Scent is a classy and intriguing story of a woman in crisis but hiding it well. Clémentine is a perfumer, owning an elegant and exclusive shop in Paris. Her marriage to Édouard is troubled and the story tells us that it was never easy. Her grown up children are causing their own problems and now Clémentine’s former (female) lover, Racha, from years ago has turned up to add to everything else. It feels very strongly, right from the beginning, that Clémentine is a woman teetering on the edge.

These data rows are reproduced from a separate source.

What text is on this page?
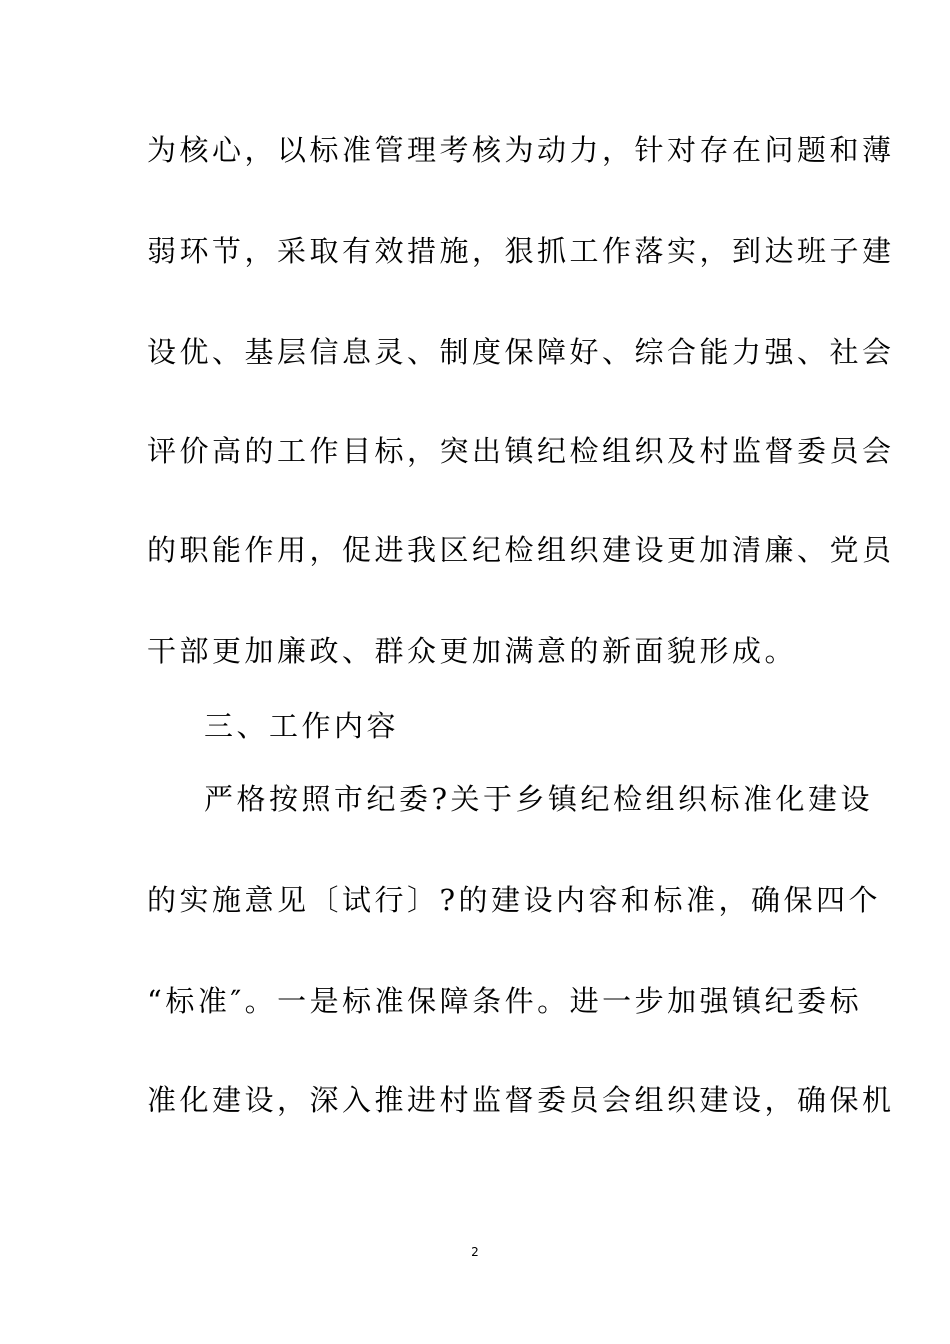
为核心，以标准管理考核为动力，针对存在问题和薄
弱环节，采取有效措施，狠抓工作落实，到达班子建
设优、基层信息灵、制度保障好、综合能力强、社会
评价高的工作目标，突出镇纪检组织及村监督委员会
的职能作用，促进我区纪检组织建设更加清廉、党员
干部更加廉政、群众更加满意的新面貌形成。
三、工作内容
严格按照市纪委?关于乡镇纪检组织标准化建设
的实施意见〔试行〕?的建设内容和标准，确保四个
“标准″。一是标准保障条件。进一步加强镇纪委标
准化建设，深入推进村监督委员会组织建设，确保机
2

What I found quite powerful about this book was the incredible sense of place. It just felt so very French with all the air of sophistication that comes with that. The author has done an excellent job at putting the reader right into the heart of Parisian life and also in Provence in the chapters that look back at Clémentine’s past and how Racha was a part of her life then.
I particularly loved the little details about Clémentine’s scent creation and her day to day life in her shop, with her new assistant, Suzanne. In contrast to that, her life in her apartment with its balcony, her and Édouard only ever really looking at each other from the corners of their eyes, felt oppressive and unhappy. I got the sense of two people passing through the rooms independent of each other, yet living together.
Scent is a contemplative read, which made me think of the decisions we make throughout our lives and how the consequences of those decisions ripple down through the years. An unresolved past makes Clémentine unable to commit fully to her future and it’s interesting to see that from Édouard’s point of view. This book has a kind of pared back feel to the narrative, a slow burn to it that coincided with Clémentine’s own slow return to a life more meaningful.
An enjoyable and thoughtful read, Scent is the ideal book for Francophiles and readers who like to delve deep into the relationships that we make throughout our lives.